Abstract
Arcobacter butzleri strain ED-1 is an exoelectrogenic epsilonproteobacterium isolated from the anode biofilm of a microbial fuel cell. Arcobacter sp. strain L dominates the liquid phase of the same fuel cell. Here we report the finished and annotated genome sequences of these organisms.
GENOME ANNOUNCEMENT
Arcobacter butzleri strain ED-1 is a microaerobic exoelectrogenic epsilonproteobacterium isolated from the electrode of an acetate-fed microbial fuel cell (MFC) (1). It was the first epsilonproteobacterium demonstrated to act as an exoelectrogen and can readily transfer electrons to an external solid electron acceptor as a pure culture when supplied with acetate as the sole carbon source. The liquid phase of the same laboratory MFC was dominated by a different Arcobacter sp., strain L (1); together, these two Arcobacter spp. made up >90% of the fuel cell community. The 16S rRNA gene sequence of A. butzleri ED-1 is identical to that in the sequenced genome of A. butzleri strain RM4018 (4), while that of Arcobacter sp. strain L is more closely related to those of other Arcobacter spp. such as Arcobacter nitrofigilis (1). Neither the interspecies interactions between the Arcobacter spp. nor the mechanism by which A. butzleri ED-1 transfers electrons from acetate to the electrode has been characterized. We therefore carried out whole-genome sequencing of these two Arcobacter species as a tool for investigating these questions.

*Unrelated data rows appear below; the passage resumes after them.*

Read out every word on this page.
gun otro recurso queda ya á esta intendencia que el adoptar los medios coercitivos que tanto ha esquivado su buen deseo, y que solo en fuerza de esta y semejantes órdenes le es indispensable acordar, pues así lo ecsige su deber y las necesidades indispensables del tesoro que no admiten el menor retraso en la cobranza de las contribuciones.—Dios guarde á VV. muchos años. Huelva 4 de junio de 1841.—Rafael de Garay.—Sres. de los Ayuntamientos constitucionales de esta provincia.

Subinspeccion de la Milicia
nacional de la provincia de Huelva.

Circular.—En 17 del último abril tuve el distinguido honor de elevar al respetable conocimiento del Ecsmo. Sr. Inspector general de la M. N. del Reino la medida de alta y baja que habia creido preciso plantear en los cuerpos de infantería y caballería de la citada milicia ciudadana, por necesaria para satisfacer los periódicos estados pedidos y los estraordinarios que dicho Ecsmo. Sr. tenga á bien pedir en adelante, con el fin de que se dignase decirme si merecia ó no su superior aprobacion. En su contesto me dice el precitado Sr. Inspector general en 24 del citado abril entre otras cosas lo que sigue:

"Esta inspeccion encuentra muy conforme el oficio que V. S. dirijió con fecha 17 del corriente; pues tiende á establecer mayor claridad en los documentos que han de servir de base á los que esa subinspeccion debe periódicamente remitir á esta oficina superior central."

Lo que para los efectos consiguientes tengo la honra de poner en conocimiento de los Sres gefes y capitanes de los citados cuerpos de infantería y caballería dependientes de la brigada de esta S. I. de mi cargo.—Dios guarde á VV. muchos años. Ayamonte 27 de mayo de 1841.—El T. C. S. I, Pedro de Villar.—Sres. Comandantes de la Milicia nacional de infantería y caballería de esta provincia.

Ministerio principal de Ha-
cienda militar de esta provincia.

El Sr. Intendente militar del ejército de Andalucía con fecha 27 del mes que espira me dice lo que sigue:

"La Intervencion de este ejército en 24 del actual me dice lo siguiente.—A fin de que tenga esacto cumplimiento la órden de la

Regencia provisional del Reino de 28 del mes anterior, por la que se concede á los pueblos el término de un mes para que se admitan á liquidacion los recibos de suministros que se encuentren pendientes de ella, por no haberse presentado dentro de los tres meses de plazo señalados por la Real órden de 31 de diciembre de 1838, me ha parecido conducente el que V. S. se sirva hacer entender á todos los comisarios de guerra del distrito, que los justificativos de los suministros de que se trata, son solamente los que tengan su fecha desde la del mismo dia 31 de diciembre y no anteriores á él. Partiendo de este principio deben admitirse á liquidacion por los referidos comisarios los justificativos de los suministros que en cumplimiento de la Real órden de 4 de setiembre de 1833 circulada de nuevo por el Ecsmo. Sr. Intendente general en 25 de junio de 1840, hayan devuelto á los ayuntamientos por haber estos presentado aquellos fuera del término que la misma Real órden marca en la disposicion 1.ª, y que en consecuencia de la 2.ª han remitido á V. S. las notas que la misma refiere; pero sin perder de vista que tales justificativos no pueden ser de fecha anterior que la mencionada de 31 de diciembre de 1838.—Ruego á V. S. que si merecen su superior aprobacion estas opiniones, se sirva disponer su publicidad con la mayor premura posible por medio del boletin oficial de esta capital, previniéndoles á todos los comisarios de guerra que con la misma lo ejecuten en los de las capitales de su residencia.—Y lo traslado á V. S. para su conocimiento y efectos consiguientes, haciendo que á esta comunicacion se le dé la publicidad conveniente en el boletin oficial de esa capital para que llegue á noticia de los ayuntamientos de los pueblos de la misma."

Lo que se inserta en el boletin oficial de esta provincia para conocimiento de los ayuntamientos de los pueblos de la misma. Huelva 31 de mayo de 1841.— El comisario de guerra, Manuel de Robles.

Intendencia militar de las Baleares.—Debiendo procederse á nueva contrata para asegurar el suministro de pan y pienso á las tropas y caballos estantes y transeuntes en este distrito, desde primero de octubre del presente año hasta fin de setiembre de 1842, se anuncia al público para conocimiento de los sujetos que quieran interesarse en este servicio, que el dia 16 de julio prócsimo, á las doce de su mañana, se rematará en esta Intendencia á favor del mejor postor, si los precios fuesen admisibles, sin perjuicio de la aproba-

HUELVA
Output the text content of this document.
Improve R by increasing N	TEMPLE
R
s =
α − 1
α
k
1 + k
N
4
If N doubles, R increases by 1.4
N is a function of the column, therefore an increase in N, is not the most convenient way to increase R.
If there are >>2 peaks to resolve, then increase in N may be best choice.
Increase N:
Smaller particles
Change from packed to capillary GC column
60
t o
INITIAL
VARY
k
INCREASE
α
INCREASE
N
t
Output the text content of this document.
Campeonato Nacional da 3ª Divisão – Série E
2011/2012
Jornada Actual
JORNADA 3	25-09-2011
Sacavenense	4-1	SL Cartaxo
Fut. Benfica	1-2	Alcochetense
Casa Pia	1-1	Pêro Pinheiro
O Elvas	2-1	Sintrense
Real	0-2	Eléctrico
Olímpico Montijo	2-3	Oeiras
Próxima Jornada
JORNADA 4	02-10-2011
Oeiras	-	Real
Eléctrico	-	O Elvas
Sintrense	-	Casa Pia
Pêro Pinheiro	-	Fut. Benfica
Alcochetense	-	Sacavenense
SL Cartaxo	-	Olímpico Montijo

The complete genome sequences of A. butzleri ED-1 and Arcobacter sp. strain L were determined using a combination of the Sanger method (ABI 3730xl sequencers) and 454 pyrosequencing (GS-FLX sequencers). We generated 13,300 (3730xl) and 493,869 (GS-FLX) sequences from the ED-1 genome and 18,223 (3730xl) and 244,537 (GS-FLX) sequences from the Arcobacter sp. strain L genome. The 454 pyrosequencing reads were first assembled using the Newbler assembler software according to the supplier's protocol, and then 366 (strain ED-1) and 214 (strain L) of the GS-FLX contigs were imported into the Sanger data as “pseudoreads” using the Phred/Phrap/Consed system (2). The hybrid assembly of the Sanger and 454 data eventually generated 26 (strain ED-1) and 20 (strain L) contigs. Gap closing and resequencing of low-quality regions in the assembled data were performed by PCR, primer walking, and direct sequencing of appropriate plasmid clones. The overall accuracy of the finished sequence was estimated to have an error rate of <1 per 10,000 bases (Phrap score of ≥40). Prediction and annotation of protein-coding genes were performed as described previously (3, 5).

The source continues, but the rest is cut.